By Gretchen Wehmhoff
Skagway Police Department (SPD) reports calls regarding bears in town, in trash and in the way have increased since last year. In 2022 SPD logged 57 bear calls and as of Oct. 19 they counted 86.
Over the past month, complaints of overturned dumpsters, trash strewn along town and on trails has kept police busy. Citations have been issued.
Chief J.J. Reddick reported to the assembly that officers are chasing and hazing bears throughout the night.
“They’re hazing them with either paintball rounds, rubber rounds, the shotgun, chasing them with cars. They’ve [the bears] got to where they know us and his car so well that they run when they see him. So sirens, horns – we run her off and she comes right back,” Reddick said.
Reddick is referring to a sow brown bear and her two cubs who have become regulars in Skagway – primarily foraging for garbage. He says that if the lids to dumpsters aren’t chained down, she flips the container and the doors open. One was chained down and she was able to break the chains.
“She’s big and powerful.”
SPD says this bear, who has had multiple sets of cubs, has been around Skagway since 2020.
Sgt. Ken Cox has had to dispatch a black bear in the past after she released her cubs. One cub, a blonde bear, sometimes referred to as a “spirit” bear was relocated afterwards to an area between Skagway and Haines.
“It’s tough,” he says.
“You almost develop a relationship with the bear when you are chasing it around the valley all of the time,” Cox said.
At one point he was chasing the brown bear family and the mama bear was on the hill calling for her cubs.
“And then the cubs come out. And they’re right in front of me. They’re right in front of my car. Right in my headlights. They’re so cute. It’s a really hard thought process to go through when you know this animal is probably not going to survive this,” he said.
SPD works with the National Park Service, Alaska Fish & Game (AF&G) and local hunters when a bear is shot as a safety issue.
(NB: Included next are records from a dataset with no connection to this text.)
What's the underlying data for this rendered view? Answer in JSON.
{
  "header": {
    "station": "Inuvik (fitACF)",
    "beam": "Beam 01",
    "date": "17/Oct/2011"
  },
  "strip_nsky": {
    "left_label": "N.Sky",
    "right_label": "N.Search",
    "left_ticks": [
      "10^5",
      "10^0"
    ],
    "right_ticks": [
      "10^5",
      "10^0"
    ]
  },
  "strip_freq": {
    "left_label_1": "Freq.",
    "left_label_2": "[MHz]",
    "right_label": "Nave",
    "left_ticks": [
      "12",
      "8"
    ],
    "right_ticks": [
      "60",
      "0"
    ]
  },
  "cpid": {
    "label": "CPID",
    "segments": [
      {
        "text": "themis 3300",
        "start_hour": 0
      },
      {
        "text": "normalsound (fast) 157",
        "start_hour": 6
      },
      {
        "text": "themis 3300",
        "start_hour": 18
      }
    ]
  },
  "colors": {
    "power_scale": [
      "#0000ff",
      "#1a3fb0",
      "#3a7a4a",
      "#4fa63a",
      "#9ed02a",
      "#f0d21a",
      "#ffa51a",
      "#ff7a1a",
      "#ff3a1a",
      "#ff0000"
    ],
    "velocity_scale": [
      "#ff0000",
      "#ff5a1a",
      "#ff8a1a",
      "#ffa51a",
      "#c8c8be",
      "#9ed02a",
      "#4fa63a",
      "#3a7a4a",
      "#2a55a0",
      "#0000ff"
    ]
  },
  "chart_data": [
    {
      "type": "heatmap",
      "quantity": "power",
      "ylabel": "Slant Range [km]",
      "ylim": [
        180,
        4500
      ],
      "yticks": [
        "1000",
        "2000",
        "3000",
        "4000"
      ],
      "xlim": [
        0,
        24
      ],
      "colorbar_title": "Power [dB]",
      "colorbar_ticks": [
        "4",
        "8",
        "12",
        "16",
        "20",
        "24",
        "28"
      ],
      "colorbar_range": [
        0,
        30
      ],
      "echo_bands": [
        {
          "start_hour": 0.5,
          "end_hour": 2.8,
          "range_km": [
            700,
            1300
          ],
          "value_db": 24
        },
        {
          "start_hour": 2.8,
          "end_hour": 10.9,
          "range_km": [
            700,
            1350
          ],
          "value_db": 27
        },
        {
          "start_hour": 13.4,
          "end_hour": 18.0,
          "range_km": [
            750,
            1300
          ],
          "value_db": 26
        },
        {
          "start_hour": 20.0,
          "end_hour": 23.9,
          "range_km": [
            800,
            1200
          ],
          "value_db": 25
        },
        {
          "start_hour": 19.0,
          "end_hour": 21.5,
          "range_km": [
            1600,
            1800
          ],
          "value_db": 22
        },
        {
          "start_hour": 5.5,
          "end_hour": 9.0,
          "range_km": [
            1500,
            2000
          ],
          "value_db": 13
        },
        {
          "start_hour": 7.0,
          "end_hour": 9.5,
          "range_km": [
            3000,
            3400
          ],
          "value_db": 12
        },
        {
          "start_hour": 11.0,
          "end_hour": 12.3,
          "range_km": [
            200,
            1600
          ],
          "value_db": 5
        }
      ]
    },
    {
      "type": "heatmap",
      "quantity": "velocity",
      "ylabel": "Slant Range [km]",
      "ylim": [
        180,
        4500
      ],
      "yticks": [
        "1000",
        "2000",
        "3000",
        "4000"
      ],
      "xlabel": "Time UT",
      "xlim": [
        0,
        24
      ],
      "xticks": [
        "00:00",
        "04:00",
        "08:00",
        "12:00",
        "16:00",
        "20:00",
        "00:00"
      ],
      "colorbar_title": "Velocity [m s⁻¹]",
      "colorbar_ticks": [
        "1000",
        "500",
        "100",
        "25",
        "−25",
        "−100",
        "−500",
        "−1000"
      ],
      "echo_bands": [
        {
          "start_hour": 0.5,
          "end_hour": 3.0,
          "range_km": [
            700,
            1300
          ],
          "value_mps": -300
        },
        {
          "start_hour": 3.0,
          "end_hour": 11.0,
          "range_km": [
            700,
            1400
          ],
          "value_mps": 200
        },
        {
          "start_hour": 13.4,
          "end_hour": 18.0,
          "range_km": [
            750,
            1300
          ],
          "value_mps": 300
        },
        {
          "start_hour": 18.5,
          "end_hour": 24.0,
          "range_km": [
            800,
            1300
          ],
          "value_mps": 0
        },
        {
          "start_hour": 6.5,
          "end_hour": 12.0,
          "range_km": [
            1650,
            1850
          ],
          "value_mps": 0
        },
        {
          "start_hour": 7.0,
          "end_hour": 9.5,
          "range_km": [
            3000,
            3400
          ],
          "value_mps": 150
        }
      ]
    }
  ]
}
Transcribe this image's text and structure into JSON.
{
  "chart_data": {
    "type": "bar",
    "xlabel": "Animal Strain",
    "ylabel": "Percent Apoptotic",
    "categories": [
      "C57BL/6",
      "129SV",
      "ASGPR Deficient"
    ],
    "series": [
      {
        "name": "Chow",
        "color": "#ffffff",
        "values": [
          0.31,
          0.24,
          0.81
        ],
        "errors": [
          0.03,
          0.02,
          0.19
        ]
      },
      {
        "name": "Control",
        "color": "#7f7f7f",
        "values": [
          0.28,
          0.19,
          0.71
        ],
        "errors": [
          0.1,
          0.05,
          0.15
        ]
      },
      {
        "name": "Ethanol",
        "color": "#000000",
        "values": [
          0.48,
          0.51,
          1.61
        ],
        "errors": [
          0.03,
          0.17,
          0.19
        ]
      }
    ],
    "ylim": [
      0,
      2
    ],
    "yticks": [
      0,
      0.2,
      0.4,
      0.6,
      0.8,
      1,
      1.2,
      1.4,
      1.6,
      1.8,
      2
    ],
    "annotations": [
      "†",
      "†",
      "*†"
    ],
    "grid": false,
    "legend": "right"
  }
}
Local hunters will often help skin the animal as the hide is required to be submitted to AF&G.
At the Oct. 19 Borough Assembly meeting, discussion centered around plans for the future, the merits of bear proof trash cans, hiring community service officers and encouraging residents to take more action with electric fences and waiting until after 4:30 a.m. to put out trash on trash day.
Assemblymember Orion Hanson brought up the future of the bear being dispatched as inevitable.
Assemblymember Deb Potter added that an AF&G wildlife biologist working with Skagway noted that “when you do have to dispatch a bear for safety reasons, it’s just it’s going to be replaced by other bears the following year.”
Officer James Michaels told the assembly that the sow had bluff charged him and also took a swing at a minivan that surprised her.
“She’s kind of escalating her behavior,” Michaels said.
Cox said he and Michaels will be patrolling the streets on Halloween to make sure that trick-or-treaters and families can safely get around and enjoy the night.
“The last call we got was when a bear was up on the Lower Dewey Lake Trail. So I guess our big hope is that she and the cubs are heading up to hibernate. We don’t know for sure what she’s doing and she roams all over the place from one part of the valley to the next,” said Cox.